In a recent report on drug-resistant tuberculosis in the world, the WHO found that in some places, one in four people newly infected with TB is infected with an MDR-TB strain, the highest rate ever reported. The WHO reports that 440,000 people were estimated to have MDR-TB in 2009, and a third of them died. While there are no official numbers on XDR-TB, the agency puts those infections at “around 25,000” cases, nearly all of which were fatal. The most resistant form of the disease has been found in 58 countries so far, and there are reports of XDR strains that are resistant to every single TB drug.

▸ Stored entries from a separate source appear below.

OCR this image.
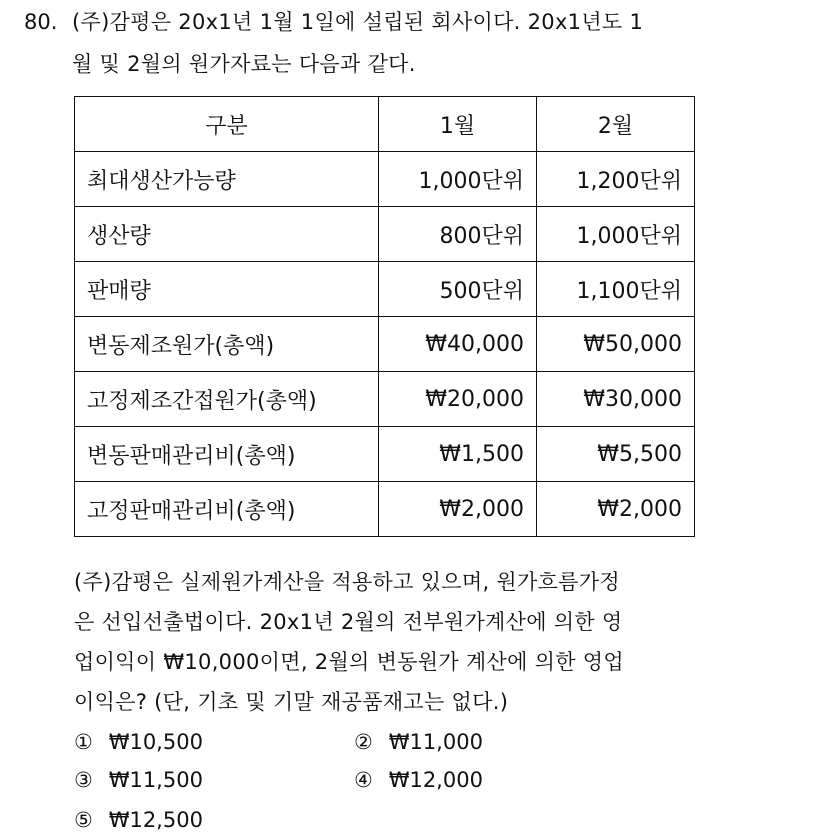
80. (주)감평은 20x1년 1월 1일에 설립된 회사이다. 20x1년도 1
월 및 2월의 원가자료는 다음과 같다.
구분	1월	2월
최대생산가능량	1,000단위	1,200단위
생산량	800단위	1,000단위
판매량	500단위	1,100단위
변동제조원가(총액)	₩40,000	₩50,000
고정제조간접원가(총액)	₩20,000	₩30,000
변동판매관리비(총액)	₩1,500	₩5,500
고정판매관리비(총액)	₩2,000	₩2,000
(주)감평은 실제원가계산을 적용하고 있으며, 원가흐름가정
은 선입선출법이다. 20x1년 2월의 전부원가계산에 의한 영
업이익이 ₩10,000이면, 2월의 변동원가 계산에 의한 영업
이익은? (단, 기초 및 기말 재공품재고는 없다.)
① ₩10,500	② ₩11,000
③ ₩11,500	④ ₩12,000
⑤ ₩12,500
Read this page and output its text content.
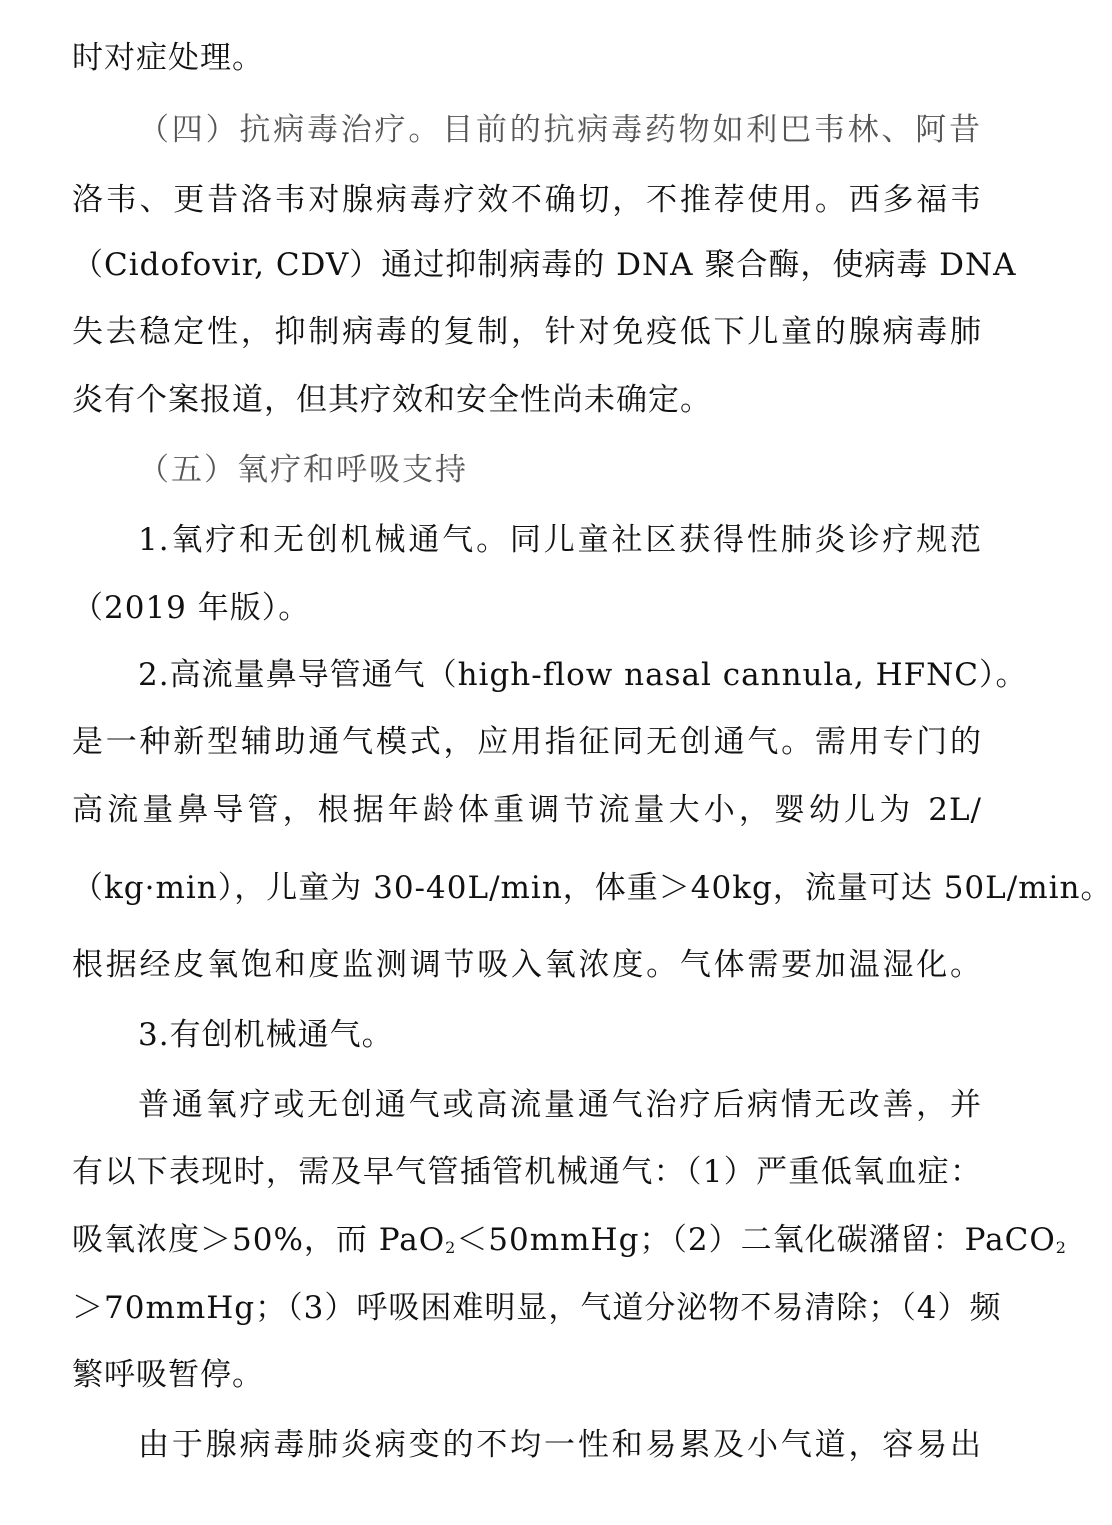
时对症处理。
（四）抗病毒治疗。目前的抗病毒药物如利巴韦林、阿昔
洛韦、更昔洛韦对腺病毒疗效不确切，不推荐使用。西多福韦
（Cidofovir, CDV）通过抑制病毒的 DNA 聚合酶，使病毒 DNA
失去稳定性，抑制病毒的复制，针对免疫低下儿童的腺病毒肺
炎有个案报道，但其疗效和安全性尚未确定。
（五）氧疗和呼吸支持
1.氧疗和无创机械通气。同儿童社区获得性肺炎诊疗规范
（2019 年版）。
2.高流量鼻导管通气（high-flow nasal cannula, HFNC）。
是一种新型辅助通气模式，应用指征同无创通气。需用专门的
高流量鼻导管，根据年龄体重调节流量大小，婴幼儿为 2L/
（kg·min），儿童为 30-40L/min，体重＞40kg，流量可达 50L/min。
根据经皮氧饱和度监测调节吸入氧浓度。气体需要加温湿化。
3.有创机械通气。
普通氧疗或无创通气或高流量通气治疗后病情无改善，并
有以下表现时，需及早气管插管机械通气：（1）严重低氧血症：
吸氧浓度＞50%，而 PaO$_2$＜50mmHg；（2）二氧化碳潴留：PaCO$_2$
＞70mmHg；（3）呼吸困难明显，气道分泌物不易清除；（4）频
繁呼吸暂停。
由于腺病毒肺炎病变的不均一性和易累及小气道，容易出
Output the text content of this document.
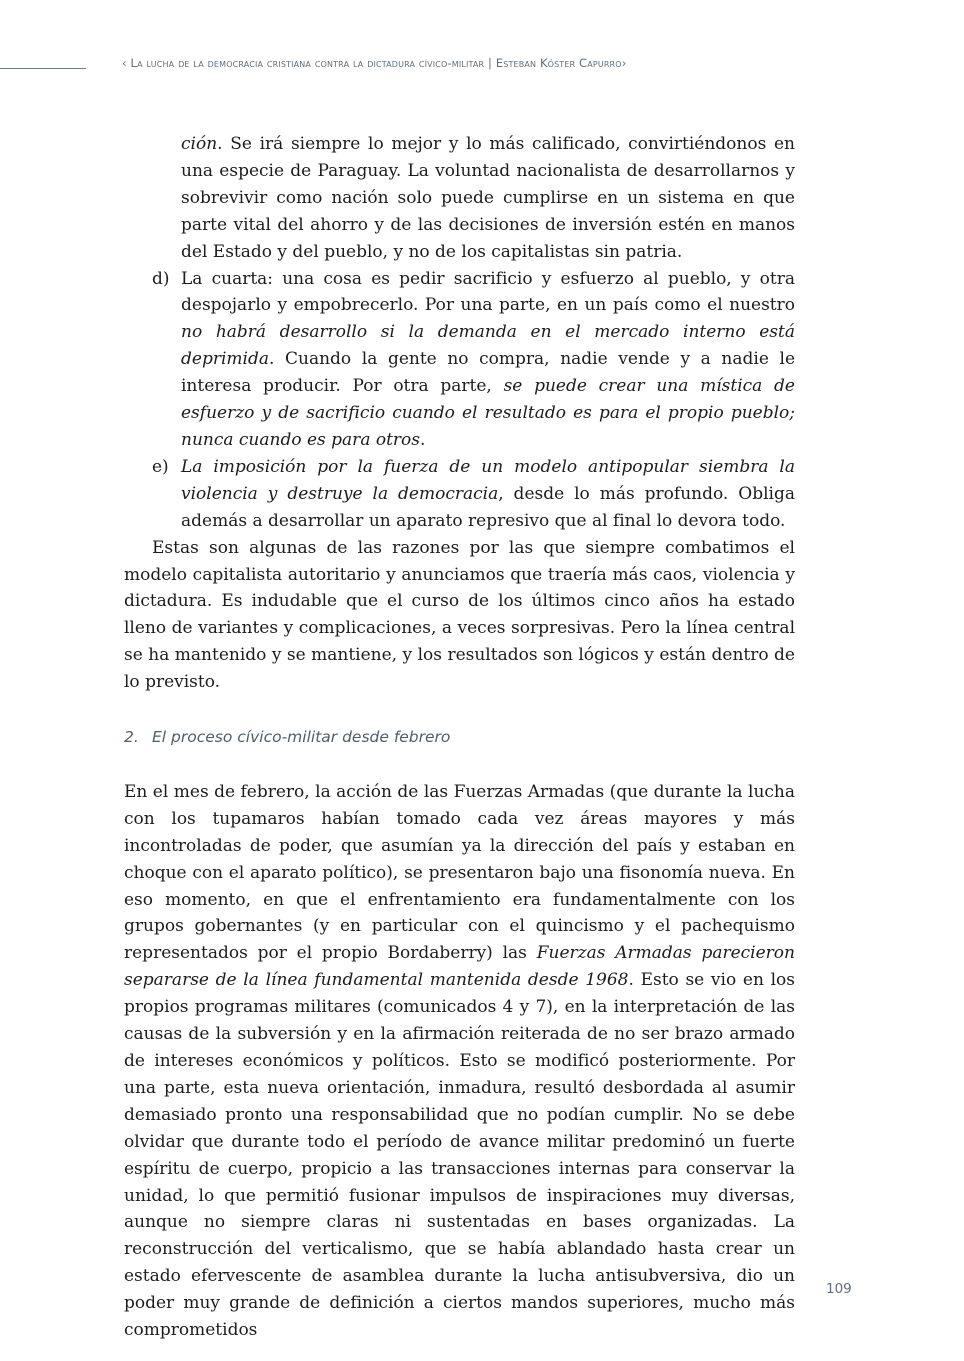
‹ La lucha de la democracia cristiana contra la dictadura cívico-militar | Esteban Köster Capurro›

ción. Se irá siempre lo mejor y lo más calificado, convirtiéndonos en una especie de Paraguay. La voluntad nacionalista de desarrollarnos y sobrevivir como nación solo puede cumplirse en un sistema en que parte vital del ahorro y de las decisiones de inversión estén en manos del Estado y del pueblo, y no de los capitalistas sin patria.

d) La cuarta: una cosa es pedir sacrificio y esfuerzo al pueblo, y otra despojarlo y empobrecerlo. Por una parte, en un país como el nuestro no habrá desarrollo si la demanda en el mercado interno está deprimida. Cuando la gente no compra, nadie vende y a nadie le interesa producir. Por otra parte, se puede crear una mística de esfuerzo y de sacrificio cuando el resultado es para el propio pueblo; nunca cuando es para otros.

e) La imposición por la fuerza de un modelo antipopular siembra la violencia y destruye la democracia, desde lo más profundo. Obliga además a desarrollar un aparato represivo que al final lo devora todo.

Estas son algunas de las razones por las que siempre combatimos el modelo capitalista autoritario y anunciamos que traería más caos, violencia y dictadura. Es indudable que el curso de los últimos cinco años ha estado lleno de variantes y complicaciones, a veces sorpresivas. Pero la línea central se ha mantenido y se mantiene, y los resultados son lógicos y están dentro de lo previsto.

2. El proceso cívico-militar desde febrero

En el mes de febrero, la acción de las Fuerzas Armadas (que durante la lucha con los tupamaros habían tomado cada vez áreas mayores y más incontroladas de poder, que asumían ya la dirección del país y estaban en choque con el aparato político), se presentaron bajo una fisonomía nueva. En eso momento, en que el enfrentamiento era fundamentalmente con los grupos gobernantes (y en particular con el quincismo y el pachequismo representados por el propio Bordaberry) las Fuerzas Armadas parecieron separarse de la línea fundamental mantenida desde 1968. Esto se vio en los propios programas militares (comunicados 4 y 7), en la interpretación de las causas de la subversión y en la afirmación reiterada de no ser brazo armado de intereses económicos y políticos. Esto se modificó posteriormente. Por una parte, esta nueva orientación, inmadura, resultó desbordada al asumir demasiado pronto una responsabilidad que no podían cumplir. No se debe olvidar que durante todo el período de avance militar predominó un fuerte espíritu de cuerpo, propicio a las transacciones internas para conservar la unidad, lo que permitió fusionar impulsos de inspiraciones muy diversas, aunque no siempre claras ni sustentadas en bases organizadas. La reconstrucción del verticalismo, que se había ablandado hasta crear un estado efervescente de asamblea durante la lucha antisubversiva, dio un poder muy grande de definición a ciertos mandos superiores, mucho más comprometidos

109
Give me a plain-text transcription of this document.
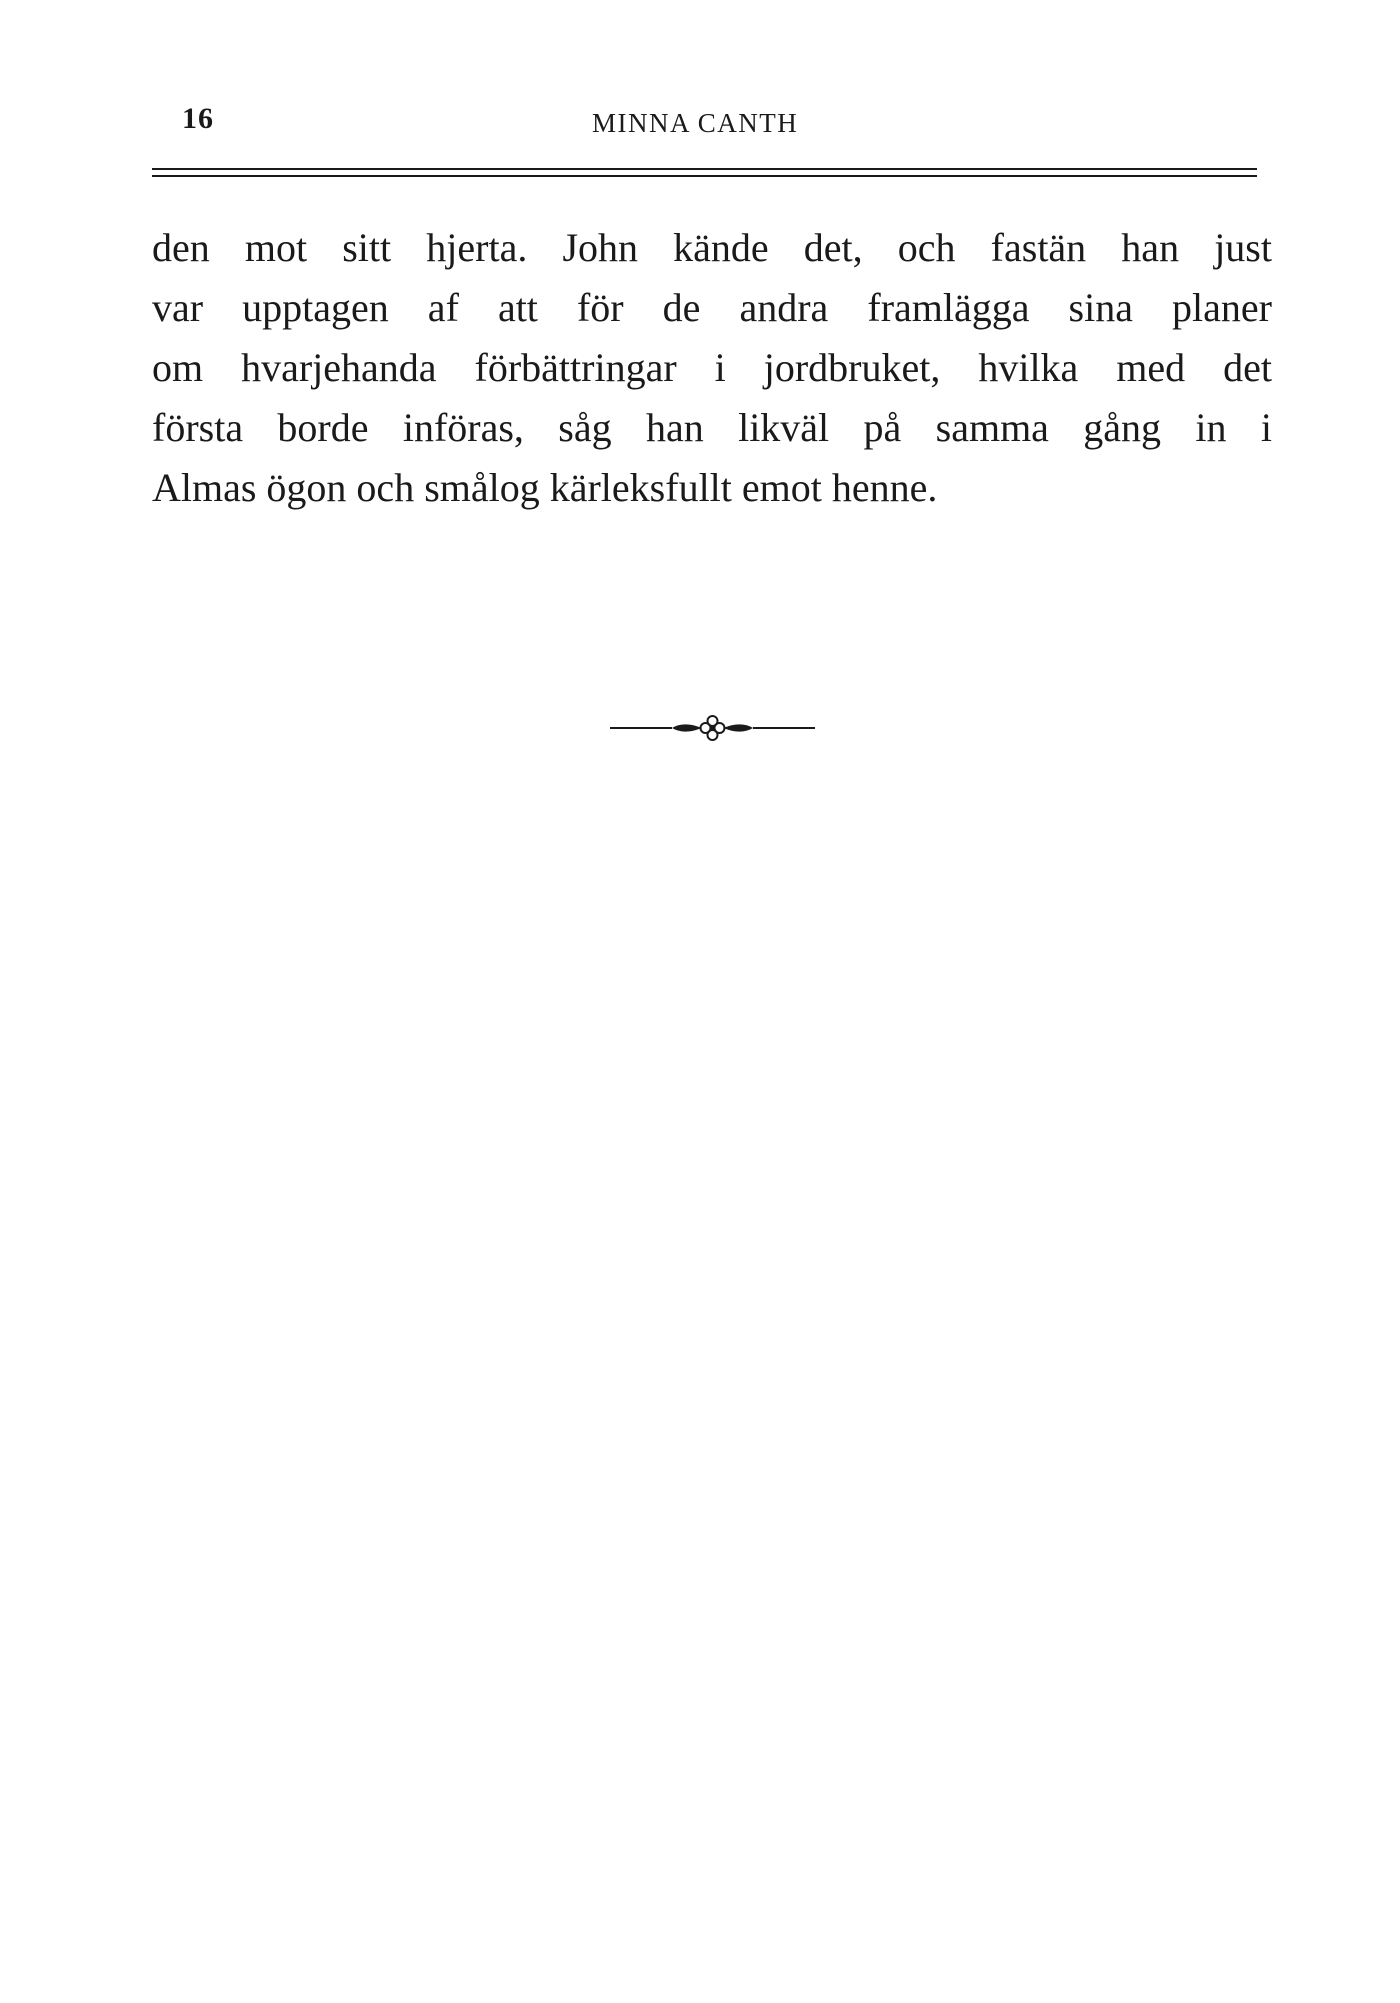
16	MINNA CANTH
den mot sitt hjerta. John kände det, och fastän han just
var upptagen af att för de andra framlägga sina planer
om hvarjehanda förbättringar i jordbruket, hvilka med det
första borde införas, såg han likväl på samma gång in i
Almas ögon och smålog kärleksfullt emot henne.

Only 7 percent of those infected with MDR-TB are ever diagnosed, increasing the potential for transmission. Of those, Dr. Raviglione notes, only 3 percent are treated under good programs. The WHO reports that treating MDR/XDR-TB infections over the next five years in the 27 high-burden countries will require more than $16 billion in funding. Only $280 million is available for 2010.

If those funding patterns do not change, Mitnick expects the global TB situation will worsen. “The burden of drug-resistant tuberculosis in people who are HIV-positive is going to keep increasing globally. In places where it's bad, it's going to get worse. In places where it's just starting to develop, it's going to get bad.”